Starting a compost pile is easy, but that doesn’t mean that it is done without a few questions. A common question is what to put in a compost bin, and an even more important question is what not to put in garden compost. Below we will discuss what to put in a compost bin (or keep out) and why.
What to Put in a Compost Bin
At a very basic level, what to compost is as simple as anything made from organic material, but not all organic material is safe for most home compost piles. Without a doubt, the following materials are safe for your compost pile:
- Grass clippings
- Tree leaves
- Vegetable food scraps (coffee grounds, lettuce, potato peels, banana peels, avocado skins, etc.)
- Black and white newspaper
- Printer paper
- Most disease free yard waste
- Vegetarian animal manure (e.g. cows, horses, rabbits, hamsters, etc.)
- Wood shavings or sawdust
Some items need a little more consideration before you decide if you should compost them or not. These are:
- Diseased yard waste – If plants in your yard become diseased and die, do not place them in the compost pile. A common example is if your tomatoes develop blight or get a virus.
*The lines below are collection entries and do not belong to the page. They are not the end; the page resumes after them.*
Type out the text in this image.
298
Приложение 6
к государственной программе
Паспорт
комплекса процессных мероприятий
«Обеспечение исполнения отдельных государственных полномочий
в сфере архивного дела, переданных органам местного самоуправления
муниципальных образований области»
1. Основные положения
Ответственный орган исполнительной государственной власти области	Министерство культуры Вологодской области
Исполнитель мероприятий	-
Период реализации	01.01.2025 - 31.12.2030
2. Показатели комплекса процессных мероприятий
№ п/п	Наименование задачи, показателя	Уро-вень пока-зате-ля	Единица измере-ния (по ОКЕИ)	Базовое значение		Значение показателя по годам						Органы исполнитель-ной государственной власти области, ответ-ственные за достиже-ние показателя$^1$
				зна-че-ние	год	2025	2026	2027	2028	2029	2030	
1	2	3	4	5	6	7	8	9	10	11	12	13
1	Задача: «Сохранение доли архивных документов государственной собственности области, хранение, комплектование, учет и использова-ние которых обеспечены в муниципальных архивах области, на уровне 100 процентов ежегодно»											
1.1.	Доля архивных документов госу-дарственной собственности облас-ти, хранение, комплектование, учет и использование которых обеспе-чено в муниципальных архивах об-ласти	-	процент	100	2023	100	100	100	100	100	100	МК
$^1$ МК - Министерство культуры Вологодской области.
Composting items like this will not kill the disease and will make it so they can be spread to other plants. It is best to burn or throw away diseased yard waste.
- Meat, fat (including butter and oil), dairy and bones – Pure meat, fat and bones can not only carry the risk for disease, it also is very attractive to a wide variety of undesirable animals. Even in a securely locked compost bin, these items are enticing enough that an animal may try to damage your compost bin to get at them. This, combined with the risk of disease, means that it is just best to throw these items in the trash rather than use them in your compost.